Como se nota, a batalha pela mente do consumidor tem como palco principal a internet, local onde não existem fronteiras. Em razão disso, há oportunidades em todas partes e uma busca constante por sinergia em toda a jornada de consumo, que, repito, não é mais linear. Os indicadores descortinados pelo censo demográfico brasileiro são poderosos e basilares nas estratégias de comunicação das empresas. Mas pesquisadores não apenas analisam números, pois buscam compreender as motivações, emoções e comportamentos que estatísticas tentam expressar. Essa abordagem empática permite uma interpretação mais profunda e significativa dos dados, transformando-os em insights que podem transformar negócios tornando-os mais eficazes e inovadoras. Ao entender as necessidades, desejos e problemas dos indivíduos de uma maneira mais holística, as empresas podem criar produtos, serviços, experiências e eleger representantes de marcas que realmente dialoguem com o público.

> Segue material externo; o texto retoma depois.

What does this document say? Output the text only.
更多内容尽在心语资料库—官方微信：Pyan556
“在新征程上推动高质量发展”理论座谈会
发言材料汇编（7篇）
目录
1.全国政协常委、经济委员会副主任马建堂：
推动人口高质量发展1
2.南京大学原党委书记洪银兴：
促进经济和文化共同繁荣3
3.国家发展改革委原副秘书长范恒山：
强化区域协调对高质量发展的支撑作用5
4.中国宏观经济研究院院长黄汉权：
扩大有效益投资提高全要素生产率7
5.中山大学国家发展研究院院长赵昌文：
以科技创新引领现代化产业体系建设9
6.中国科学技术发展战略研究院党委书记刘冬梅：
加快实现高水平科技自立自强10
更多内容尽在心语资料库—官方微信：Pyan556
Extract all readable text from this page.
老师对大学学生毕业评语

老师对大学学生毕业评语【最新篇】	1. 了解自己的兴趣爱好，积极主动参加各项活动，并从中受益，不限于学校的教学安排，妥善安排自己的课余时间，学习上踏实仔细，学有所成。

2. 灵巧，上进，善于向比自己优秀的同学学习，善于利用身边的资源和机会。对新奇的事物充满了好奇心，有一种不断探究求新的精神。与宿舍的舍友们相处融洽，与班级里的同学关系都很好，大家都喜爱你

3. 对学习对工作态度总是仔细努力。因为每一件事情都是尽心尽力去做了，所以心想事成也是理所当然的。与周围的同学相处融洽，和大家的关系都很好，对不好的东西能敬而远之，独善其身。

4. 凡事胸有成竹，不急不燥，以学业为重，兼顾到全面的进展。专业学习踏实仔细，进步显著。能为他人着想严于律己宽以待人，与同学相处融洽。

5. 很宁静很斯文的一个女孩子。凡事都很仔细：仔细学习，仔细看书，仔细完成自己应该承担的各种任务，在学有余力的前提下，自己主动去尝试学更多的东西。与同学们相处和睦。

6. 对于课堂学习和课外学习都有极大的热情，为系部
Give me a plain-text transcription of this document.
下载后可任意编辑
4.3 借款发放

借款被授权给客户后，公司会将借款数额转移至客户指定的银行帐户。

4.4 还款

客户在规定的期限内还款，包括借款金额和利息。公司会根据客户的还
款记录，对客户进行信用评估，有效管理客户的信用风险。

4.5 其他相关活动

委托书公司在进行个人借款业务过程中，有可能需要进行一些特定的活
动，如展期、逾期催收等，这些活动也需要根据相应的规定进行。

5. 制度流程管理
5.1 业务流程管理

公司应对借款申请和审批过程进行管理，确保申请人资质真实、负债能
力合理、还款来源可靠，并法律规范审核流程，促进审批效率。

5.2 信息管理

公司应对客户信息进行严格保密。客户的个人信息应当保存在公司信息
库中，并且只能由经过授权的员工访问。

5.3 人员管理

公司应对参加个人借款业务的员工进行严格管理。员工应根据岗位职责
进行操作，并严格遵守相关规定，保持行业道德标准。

A era da Inteligência Artificial também trouxe consigo uma enxurrada de dados, mas é crucial lembrar que, no cerne de cada conjunto de indicadores, existem inúmeras histórias humanas esperando para serem descobertas, contadas e, quem sabe, até transformadas. A pesquisa, com seu equilíbrio entre análise quantitativa e compreensão qualitativa, oferece todas as ferramentas para torná-las públicas.